Esther and her mum had just arrived back to their house of shame and distress, after going to visit Bill Pool and returning with a heavy bag of shopping. Always bought on tick, and items stored away in a little red book at the back of the Co-op managers till. There he was though, still shouting obscenities that usually began with ‘f’, but this time at her youngest brother Andrew who, with tousled hair and sleep filled eyes, had omitted to close firmly the sitting room door. The day previously he had shared his warm and generous language with, “Were you born in a f….in field boy, shut that f…ink door,” when he had attempted to bring in his friend Mick, who lived in one of the cottages at the bottom of the Lane with his mother. Unsurprisingly, this friend didn’t call again. Their world of friendships had become increasingly diminished as friends tended to visit just the once whilst they became increasingly aware of the poverty they languished unbidden in.
Meanwhile, their stepfather, fuelled by state money, allowed unhindered the luxury to spend the family’s money on cigarettes and drink. Repeatedly Esther wondered, as she opened the hall door each morning and witnessed the beer bottles and spirits piled higher than the tallest bucket and spade mountain, just how her gentle mum could have married such a man. Why were they forced to live with such a hard, bitter and totally controlling man, who only left them to drink and returned broken late at night to smash their self-esteem away?

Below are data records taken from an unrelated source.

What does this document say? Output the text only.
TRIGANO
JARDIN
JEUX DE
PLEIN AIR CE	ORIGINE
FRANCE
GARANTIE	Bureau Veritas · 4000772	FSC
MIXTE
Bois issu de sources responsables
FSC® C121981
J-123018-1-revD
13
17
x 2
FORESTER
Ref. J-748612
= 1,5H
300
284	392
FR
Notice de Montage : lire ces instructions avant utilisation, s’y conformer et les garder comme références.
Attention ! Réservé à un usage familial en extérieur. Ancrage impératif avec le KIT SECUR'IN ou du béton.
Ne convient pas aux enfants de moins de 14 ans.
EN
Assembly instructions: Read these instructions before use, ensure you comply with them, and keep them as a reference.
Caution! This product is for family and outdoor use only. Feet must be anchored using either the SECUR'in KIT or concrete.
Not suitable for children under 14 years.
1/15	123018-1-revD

They would always be an encumbrance to his plans to drink and drink again, with one drink re-enforcing the need for the next to stultify his tormented mind and feelings and, indirectly, his step-children’s emotional growth. To cry them blind wouldn’t help, yet they did. Nor his new wife Laura wringing her hands, which she also did, and advising them to be quiet as mice, which she also did, seemed to sadly have any mark at all on his desperate insanity, and his absence of tender conscience. If only religion had been the tool to lift him out of the hole he had dragged them all into, yet a million ringing of bells, sweeping of clerics cloaks and cloying incense wasn’t sadly the sticking plaster which made things better for them all.